The working title, Risk 2020, comes from a board game I played with my friends growing up in Bellingham, WA in the 1970s and 80s.  The object of Risk is world domination.  Winning involves luck, diplomacy, deception, manipulation, cunning, alliances, betrayals, and smart decision making, essentially, a sociopathic mindset.  I loved playing Risk when I was younger and welcomed the intensity, insanity, and emotional thrill of this brutal, exhilarating game of power, chance and warfare.  Back then, winning was all that mattered.  I was born with the competitive drive to win when it mattered.  That drive isn't as strong anymore, but in certain activities it comes back to me, the need to compete and seek victory at all costs.  America is a country obsessed with winning.  The most perceptive line about America in the entire Hollywood film canon comes from Patton, 1 minute and 46 seconds into this clip:


It explains so much about so many things.  It explains Lance Armstrong.  It explains the Houston Astros.  It explains who we worship, who we pay the most millions to, who we revere and erase from history.  It will explain what happens in the next 253 days until November 3, 2020, Election Day.

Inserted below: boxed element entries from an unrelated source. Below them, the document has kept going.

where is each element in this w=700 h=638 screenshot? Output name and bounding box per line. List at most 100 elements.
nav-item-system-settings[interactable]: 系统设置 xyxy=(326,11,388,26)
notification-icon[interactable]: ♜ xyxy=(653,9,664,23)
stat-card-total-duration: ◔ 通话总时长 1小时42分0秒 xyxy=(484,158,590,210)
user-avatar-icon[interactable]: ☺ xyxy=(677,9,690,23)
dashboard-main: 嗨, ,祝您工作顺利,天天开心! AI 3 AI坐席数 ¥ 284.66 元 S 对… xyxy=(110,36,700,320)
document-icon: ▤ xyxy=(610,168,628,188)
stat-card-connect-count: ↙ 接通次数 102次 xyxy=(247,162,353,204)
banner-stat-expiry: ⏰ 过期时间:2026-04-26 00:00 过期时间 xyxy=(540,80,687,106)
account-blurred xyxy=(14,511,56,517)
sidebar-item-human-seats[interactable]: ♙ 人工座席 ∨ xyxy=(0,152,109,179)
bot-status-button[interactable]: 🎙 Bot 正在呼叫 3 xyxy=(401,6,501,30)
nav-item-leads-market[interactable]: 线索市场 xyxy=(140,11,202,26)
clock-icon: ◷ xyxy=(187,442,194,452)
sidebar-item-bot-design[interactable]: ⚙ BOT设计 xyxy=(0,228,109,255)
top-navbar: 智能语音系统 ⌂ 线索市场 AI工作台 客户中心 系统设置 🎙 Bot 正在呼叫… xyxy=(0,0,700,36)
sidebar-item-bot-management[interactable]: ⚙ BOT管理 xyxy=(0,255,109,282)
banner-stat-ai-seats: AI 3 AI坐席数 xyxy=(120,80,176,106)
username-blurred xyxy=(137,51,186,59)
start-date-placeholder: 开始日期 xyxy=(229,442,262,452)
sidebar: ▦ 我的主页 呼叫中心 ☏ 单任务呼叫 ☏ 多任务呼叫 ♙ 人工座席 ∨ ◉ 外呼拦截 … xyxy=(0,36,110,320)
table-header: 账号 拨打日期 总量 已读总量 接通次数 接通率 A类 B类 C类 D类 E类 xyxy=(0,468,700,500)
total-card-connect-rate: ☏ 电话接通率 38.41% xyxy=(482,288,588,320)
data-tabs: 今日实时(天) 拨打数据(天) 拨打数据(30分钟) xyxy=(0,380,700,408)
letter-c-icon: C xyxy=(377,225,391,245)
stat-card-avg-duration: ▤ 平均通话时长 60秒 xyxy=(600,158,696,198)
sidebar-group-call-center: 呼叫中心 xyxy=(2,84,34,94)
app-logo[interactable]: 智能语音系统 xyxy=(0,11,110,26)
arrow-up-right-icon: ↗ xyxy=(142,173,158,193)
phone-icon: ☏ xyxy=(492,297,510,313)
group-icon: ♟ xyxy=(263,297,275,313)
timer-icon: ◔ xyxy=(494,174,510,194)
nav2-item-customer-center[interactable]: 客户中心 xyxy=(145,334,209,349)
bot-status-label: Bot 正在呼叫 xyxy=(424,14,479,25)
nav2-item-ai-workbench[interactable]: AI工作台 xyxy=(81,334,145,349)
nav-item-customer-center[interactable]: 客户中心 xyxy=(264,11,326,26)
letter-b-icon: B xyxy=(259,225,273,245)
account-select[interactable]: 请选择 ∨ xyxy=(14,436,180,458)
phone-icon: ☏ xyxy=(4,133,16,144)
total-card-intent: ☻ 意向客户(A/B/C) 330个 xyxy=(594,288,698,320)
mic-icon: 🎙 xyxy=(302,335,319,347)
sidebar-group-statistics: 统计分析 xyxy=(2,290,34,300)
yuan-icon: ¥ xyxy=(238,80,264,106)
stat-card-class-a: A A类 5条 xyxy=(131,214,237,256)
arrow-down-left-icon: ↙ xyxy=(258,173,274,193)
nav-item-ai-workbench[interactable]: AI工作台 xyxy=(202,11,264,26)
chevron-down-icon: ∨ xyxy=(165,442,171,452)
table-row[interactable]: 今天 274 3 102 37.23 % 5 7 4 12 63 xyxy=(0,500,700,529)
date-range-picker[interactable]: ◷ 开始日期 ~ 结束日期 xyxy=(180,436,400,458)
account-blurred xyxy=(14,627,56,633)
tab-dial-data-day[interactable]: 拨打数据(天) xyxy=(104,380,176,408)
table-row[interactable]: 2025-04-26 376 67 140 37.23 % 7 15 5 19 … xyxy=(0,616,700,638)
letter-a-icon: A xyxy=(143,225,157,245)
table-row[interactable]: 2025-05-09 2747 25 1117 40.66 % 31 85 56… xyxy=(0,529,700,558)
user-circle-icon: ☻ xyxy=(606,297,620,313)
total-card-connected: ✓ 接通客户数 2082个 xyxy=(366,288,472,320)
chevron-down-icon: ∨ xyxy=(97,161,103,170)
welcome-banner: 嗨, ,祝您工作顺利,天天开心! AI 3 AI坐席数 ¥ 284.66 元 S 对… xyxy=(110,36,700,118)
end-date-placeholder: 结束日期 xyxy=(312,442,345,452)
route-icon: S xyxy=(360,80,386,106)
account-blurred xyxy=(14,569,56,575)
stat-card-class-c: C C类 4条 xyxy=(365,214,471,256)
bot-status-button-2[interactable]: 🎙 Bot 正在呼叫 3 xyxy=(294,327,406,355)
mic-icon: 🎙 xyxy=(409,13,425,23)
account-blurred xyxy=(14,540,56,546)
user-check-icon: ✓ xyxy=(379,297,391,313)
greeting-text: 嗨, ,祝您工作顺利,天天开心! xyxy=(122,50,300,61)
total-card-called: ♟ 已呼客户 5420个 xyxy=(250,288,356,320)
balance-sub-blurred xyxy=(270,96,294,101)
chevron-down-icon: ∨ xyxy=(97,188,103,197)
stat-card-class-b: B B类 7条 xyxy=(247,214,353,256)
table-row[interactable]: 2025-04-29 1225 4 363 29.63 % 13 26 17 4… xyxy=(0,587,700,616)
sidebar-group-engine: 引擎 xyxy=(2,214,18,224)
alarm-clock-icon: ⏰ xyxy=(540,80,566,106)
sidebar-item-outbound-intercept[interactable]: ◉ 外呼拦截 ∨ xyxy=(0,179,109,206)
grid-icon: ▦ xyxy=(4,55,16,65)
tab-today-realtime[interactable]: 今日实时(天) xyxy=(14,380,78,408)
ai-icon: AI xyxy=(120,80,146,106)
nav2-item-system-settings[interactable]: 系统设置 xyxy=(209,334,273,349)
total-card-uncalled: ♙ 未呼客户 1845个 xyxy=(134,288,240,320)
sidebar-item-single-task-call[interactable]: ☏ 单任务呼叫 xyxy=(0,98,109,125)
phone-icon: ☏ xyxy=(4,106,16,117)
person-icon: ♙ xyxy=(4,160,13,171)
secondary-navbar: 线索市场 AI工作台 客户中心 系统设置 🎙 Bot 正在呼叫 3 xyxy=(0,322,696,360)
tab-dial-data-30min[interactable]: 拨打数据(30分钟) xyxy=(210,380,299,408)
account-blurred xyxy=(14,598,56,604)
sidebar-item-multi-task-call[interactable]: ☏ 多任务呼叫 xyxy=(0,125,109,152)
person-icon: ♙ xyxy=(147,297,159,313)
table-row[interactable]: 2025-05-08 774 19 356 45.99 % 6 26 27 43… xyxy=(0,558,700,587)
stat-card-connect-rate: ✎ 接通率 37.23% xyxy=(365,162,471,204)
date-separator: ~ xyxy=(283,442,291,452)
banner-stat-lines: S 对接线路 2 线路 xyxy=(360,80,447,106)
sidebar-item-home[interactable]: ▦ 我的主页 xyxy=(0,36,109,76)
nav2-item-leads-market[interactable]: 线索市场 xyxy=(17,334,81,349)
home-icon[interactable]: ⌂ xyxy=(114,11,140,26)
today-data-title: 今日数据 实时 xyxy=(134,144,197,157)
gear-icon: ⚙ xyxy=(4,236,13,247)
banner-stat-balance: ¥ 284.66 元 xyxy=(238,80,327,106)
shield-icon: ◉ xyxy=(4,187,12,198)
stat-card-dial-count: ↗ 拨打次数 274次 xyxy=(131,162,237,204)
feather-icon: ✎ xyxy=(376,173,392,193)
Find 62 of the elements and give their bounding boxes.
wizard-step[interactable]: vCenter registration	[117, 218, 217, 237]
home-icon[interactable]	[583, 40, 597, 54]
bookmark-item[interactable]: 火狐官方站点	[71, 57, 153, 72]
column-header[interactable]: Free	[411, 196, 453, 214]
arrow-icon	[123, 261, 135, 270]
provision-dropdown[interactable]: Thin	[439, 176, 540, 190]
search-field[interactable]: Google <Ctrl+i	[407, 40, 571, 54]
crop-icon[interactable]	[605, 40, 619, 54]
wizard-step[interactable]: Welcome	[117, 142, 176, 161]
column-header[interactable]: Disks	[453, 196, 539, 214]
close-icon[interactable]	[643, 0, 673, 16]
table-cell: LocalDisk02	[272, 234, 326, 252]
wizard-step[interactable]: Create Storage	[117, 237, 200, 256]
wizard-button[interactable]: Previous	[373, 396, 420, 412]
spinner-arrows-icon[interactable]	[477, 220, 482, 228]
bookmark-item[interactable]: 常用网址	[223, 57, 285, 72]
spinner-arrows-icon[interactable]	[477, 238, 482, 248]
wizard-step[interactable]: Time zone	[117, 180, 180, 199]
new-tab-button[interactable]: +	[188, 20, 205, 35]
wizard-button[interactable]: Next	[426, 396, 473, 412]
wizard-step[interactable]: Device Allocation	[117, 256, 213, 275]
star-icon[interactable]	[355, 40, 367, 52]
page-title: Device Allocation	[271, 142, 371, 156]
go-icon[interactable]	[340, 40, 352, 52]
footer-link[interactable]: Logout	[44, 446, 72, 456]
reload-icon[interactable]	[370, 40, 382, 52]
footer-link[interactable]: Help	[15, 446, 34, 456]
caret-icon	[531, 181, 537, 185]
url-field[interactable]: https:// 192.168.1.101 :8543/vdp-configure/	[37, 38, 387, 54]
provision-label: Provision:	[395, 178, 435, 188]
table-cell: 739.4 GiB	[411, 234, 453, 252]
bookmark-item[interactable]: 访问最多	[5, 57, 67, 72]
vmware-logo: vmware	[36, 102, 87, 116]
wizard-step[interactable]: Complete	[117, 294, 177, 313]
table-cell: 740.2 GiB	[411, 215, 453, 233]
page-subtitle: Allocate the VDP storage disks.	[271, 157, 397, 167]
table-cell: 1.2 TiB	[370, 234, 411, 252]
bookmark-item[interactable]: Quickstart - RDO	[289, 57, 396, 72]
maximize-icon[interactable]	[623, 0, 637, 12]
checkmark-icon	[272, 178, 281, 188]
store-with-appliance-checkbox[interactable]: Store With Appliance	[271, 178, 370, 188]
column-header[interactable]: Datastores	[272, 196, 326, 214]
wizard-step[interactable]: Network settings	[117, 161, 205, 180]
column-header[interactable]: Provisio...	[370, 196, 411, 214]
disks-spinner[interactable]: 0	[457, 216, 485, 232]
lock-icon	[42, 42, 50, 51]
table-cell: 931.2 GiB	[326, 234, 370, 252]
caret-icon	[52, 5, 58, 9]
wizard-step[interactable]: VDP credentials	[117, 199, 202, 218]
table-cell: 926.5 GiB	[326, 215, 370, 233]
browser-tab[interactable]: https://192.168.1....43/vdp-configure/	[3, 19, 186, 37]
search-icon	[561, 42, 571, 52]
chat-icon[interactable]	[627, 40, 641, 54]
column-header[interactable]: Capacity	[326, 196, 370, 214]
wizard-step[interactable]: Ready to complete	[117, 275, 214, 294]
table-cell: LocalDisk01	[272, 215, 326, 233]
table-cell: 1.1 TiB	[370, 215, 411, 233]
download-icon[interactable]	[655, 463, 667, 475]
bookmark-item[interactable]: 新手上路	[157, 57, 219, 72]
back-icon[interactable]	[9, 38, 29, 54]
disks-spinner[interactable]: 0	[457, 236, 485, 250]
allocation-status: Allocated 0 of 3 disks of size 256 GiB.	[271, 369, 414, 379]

This line from Patton also explains so much about me.  Given the family I come from, the parents I have, and my natural internal hard wiring as a white male Canadian who immigrated to the United States at five and fell in love with chess, checkers, Ants in the Pants, Don't Break the Ice, football, kickball, squareball, the Game of Life, Monopoly, Careers, Stratego, poker, Battleship, Risk and an unusual political board game about presidential elections and electoral voting totals called Landslide, I understand the full meaning of what America loves and will not tolerate.  At 56, I still clearly have this essence inside me, together with a fundamental adherence to fairness, facts and the truth.

And so, I'm joining Team Purple against the dreaded Team Orange in this two-team Civic Battle for the future of America.  Whichever team wins becomes the writers of history and the deciders of the heroes and villains of our present day drama that has unfolded like the most outrageous made-for-TV fever dream any writer from any era could have imagined.  My fiction reading has all but stopped of late because, seriously, how can fiction compete with the utter lunacy of real life as reported in the NY Times and Washington Post since the day after the last big election 39 months ago.